The purpose of gene expression analysis is to look for the association between regulation of gene expression levels and phenotypic variations. This association based on gene expression profile has been used to determine whether the induction/repression of genes correspond to phenotypic variations including cell regulations, clinical diagnoses and drug development. Statistical analyses on microarray data have been developed to resolve gene selection issue. However, these methods do not inform us of causality between genes and phenotypes.
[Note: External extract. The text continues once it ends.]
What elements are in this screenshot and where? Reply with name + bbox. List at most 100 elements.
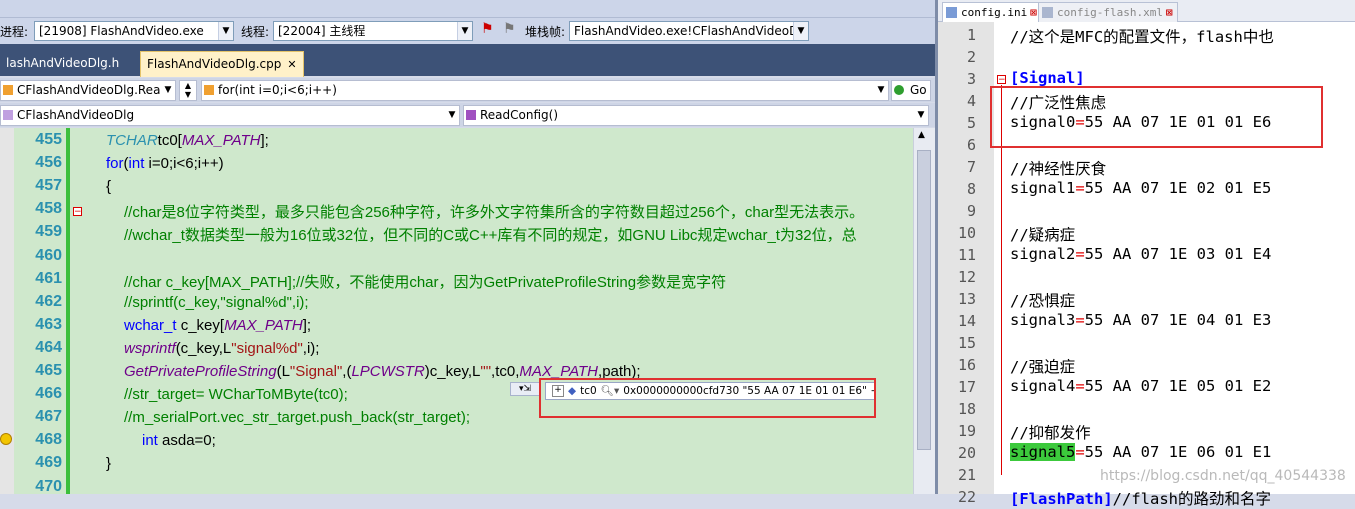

Here, a team led by researchers from Idaho State University propose the dynamic association rule algorithm (DAR algorithm) which helps ones to efficiently select a subset of significant genes for subsequent analysis. The DAR algorithm is based on association rules from market basket analysis in marketing. The researchers first propose a statistical way, based on constructing a one-sided confidence interval and hypothesis testing, to determine if an association rule is meaningful. Based on the proposed statistical method, they then developed the DAR algorithm for gene expression data analysis. The method was applied to analyze four microarray datasets and one Next Generation Sequencing (NGS) dataset: the Mice Apo A1 dataset, the whole genome expression dataset of mouse embryonic stem cells, expression profiling of the bone marrow of Leukemia patients, Microarray Quality Control (MAQC) data set and the RNA-seq dataset of a mouse genomic imprinting study. A comparison of the proposed method with the t-test on the expression profiling of the bone marrow of Leukemia patients was conducted.
The proposed DAR algorithm not only was able to identify a set of differentially expressed genes that largely agreed with that of other methods, but also provided an efficient and accurate way to find influential genes of a disease.
Availability – The code and dataset can be downloaded from www.mixturetree.net.